Urlacher played his entire 13-year NFL career with the Bears after being selected with the ninth pick in the 2000 draft out of New Mexico. Fueled by a rare combination of size, speed and toughness, he was voted to eight Pro Bowls, was named NFL Rookie of the Year in 2000 and was selected NFL Defensive Player of the Year in 2005.
Urlacher was a four-time All-Pro who helped the Bears win four division titles and reach the Super Bowl in 2006. He started 180 of 182 games played with the Bears, recording 1,779 tackles, 41.5 sacks, 22 interceptions, 16 fumble recoveries and 11 forced fumbles. The only players who've started more games for the team are Hall of Fame running back Walter Payton (184) and center Olin Kreutz (183).
Urlacher is one of 15 modern-era finalists.
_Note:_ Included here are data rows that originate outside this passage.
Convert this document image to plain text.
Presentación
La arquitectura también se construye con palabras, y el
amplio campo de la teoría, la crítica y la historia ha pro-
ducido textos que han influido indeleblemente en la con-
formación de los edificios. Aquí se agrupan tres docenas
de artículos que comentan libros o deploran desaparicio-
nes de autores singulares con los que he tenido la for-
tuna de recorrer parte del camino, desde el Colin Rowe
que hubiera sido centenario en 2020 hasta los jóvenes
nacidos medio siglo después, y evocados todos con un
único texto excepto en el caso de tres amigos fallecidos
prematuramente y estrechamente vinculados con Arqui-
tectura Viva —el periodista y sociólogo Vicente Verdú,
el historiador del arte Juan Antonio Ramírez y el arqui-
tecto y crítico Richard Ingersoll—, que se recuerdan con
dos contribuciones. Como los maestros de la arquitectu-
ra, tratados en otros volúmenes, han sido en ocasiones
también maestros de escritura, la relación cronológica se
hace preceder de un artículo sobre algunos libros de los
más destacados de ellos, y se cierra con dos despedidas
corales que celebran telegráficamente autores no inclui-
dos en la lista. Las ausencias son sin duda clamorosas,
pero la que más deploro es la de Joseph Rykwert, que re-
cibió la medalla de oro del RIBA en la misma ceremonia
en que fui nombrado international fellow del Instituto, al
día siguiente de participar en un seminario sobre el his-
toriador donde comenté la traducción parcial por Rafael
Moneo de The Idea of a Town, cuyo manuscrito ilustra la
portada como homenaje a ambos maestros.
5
The others are Tony Boselli, Isaac Bruce, Brian Dawkins, Alan Faneca, Steve Hutchinson, Joe Jacoby, Edgerrin James, Ty Law, Ray Lewis, John Lynch, Kevin Mawae, Randy Moss, Terrell Owens and Everson Walls.
The 15 modern-era finalists are joined by two senior finalists (Robert Brazile and Jerry Kramer) and one contributor finalist (Bobby Beathard). The Selection Committee will ultimately elect 4-8 new members of the Hall of Fame, and the Class of 2018 will be enshrined in Canton in August.
The Bears have 27 Hall of Famers, the most of any NFL team. Asked who he thinks of when he's asked about a Hall of Famer, Urlacher didn't hesitate.
"Walter Payton," Urlacher said. "You could ask me any question about the Bears or football and I would say Walter Payton. Reflecting back on everything that he did and playing for the Bears all those years, looking back, that dude was unbelievable. You could compare other running backs to him, but there's nobody close in my opinion to Walter Payton and what he did."
Urlacher will be featured on "The Case for Canton" at 10:30 p.m. Friday on NBC Sports Chicago.